Pour être transporté dans la vie quotidienne, rien de tel qu’un jeu vidéo. Avec « Bipolife », les malades se choisissent un avatar et ils vivent en 30 minutes l’expérience d’une journée. Leur personnage virtuel se retrouve confronté à un ensemble de situations de la vie courante. Ouvrir une boîte de conserve ou se cuisiner des petites légumes ? Traîner au lit ou sortir promener le chien ? Un concentré de choix qui auront un impact sur leur humeur.


Ecoutez le Dr Philippe Nuss, psychiatre à l'hôpital Saint-Antoine :"Dans le jeu, il y une jauge d'énergie et une jauge de moral. Les actions qui sont proposées doivent l'aider à faire remonter ces jauges. Et donc à apprendre à se protéger dans la vie de tous les jours."

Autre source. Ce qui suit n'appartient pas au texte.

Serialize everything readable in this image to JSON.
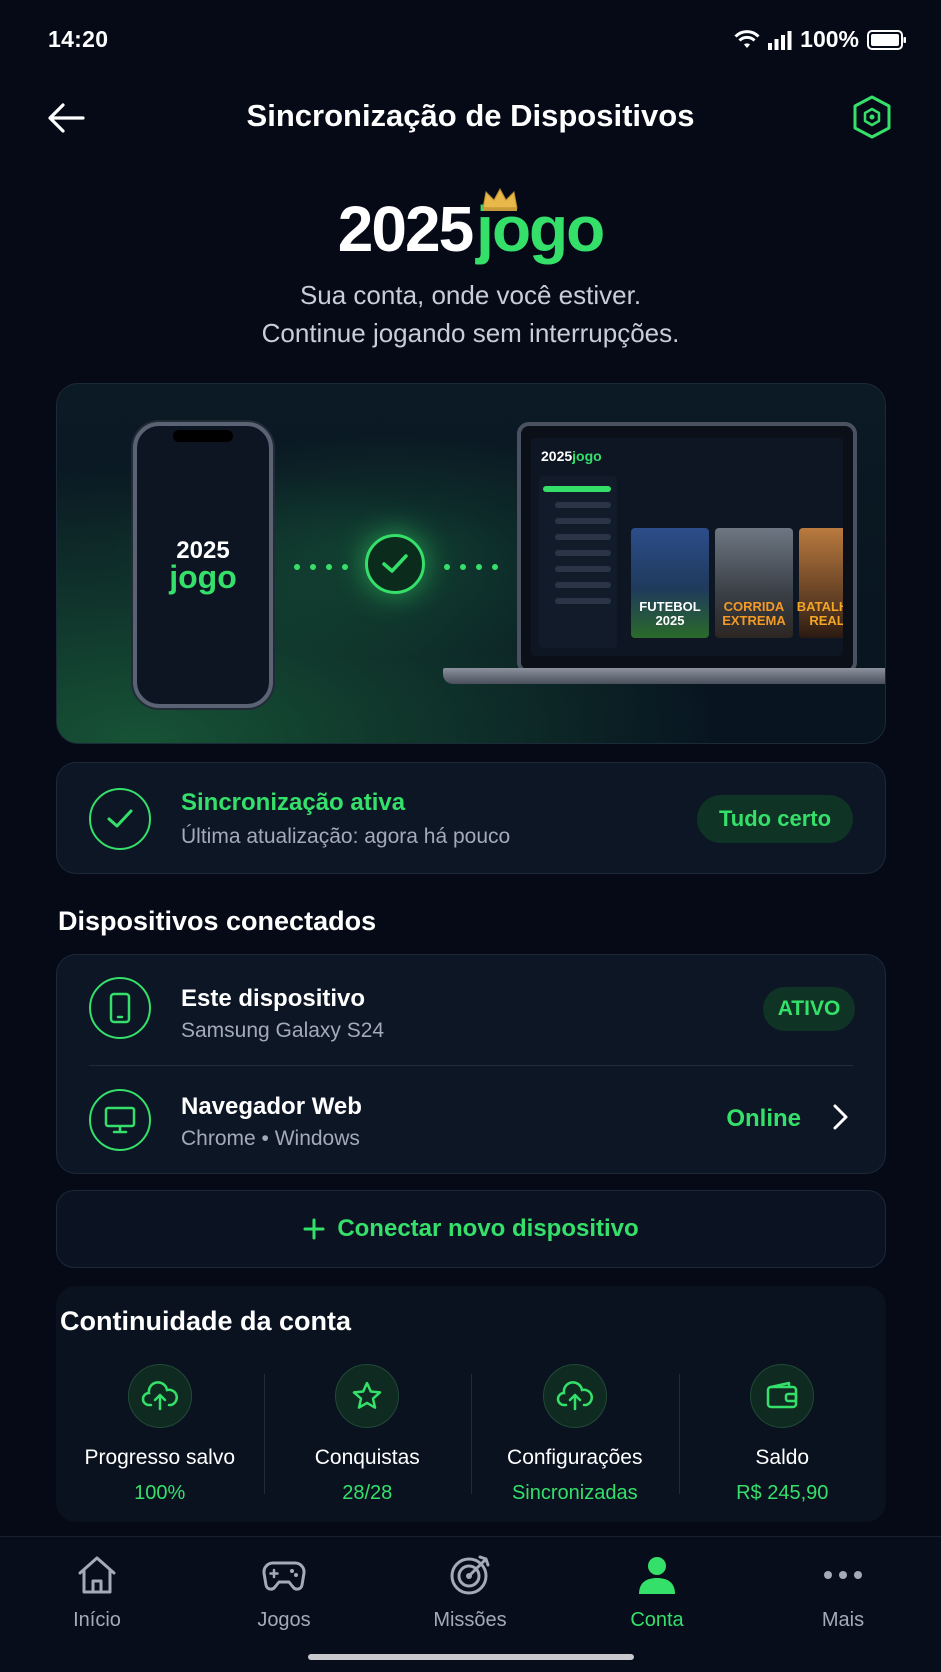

Le sujet est face à lui-même puisqu’il crée un personnage qui lui ressemble mais qui n’est pas tout à fait lui, ce qui est très important sur le plan pédagogique. En effet, chacun construit un avatar qui lui ressemble plus moins ou moins. « Il peut avoir une barbe ou pas, porter des mini-jupes ou un pyjama… C’est très important parce que par exemple, certains patients ne comprenaient pas pourquoi ils ne parvenaient à améliorer l’humeur de leur avatar. Ils ont réalisé leur erreur quand un petit message leur a indiqué qu’il serait peut-être temps d’enlever leur pyjama. » Une équipe hospitalière de Montpellier va évaluer scientifiquement la pertinence de Bipolife. Après 10 mois de Bipolife, le nombre de rechutes, de tentatives de suicide, de consultations médicales a-t-il baissé ? Résultat en 2014.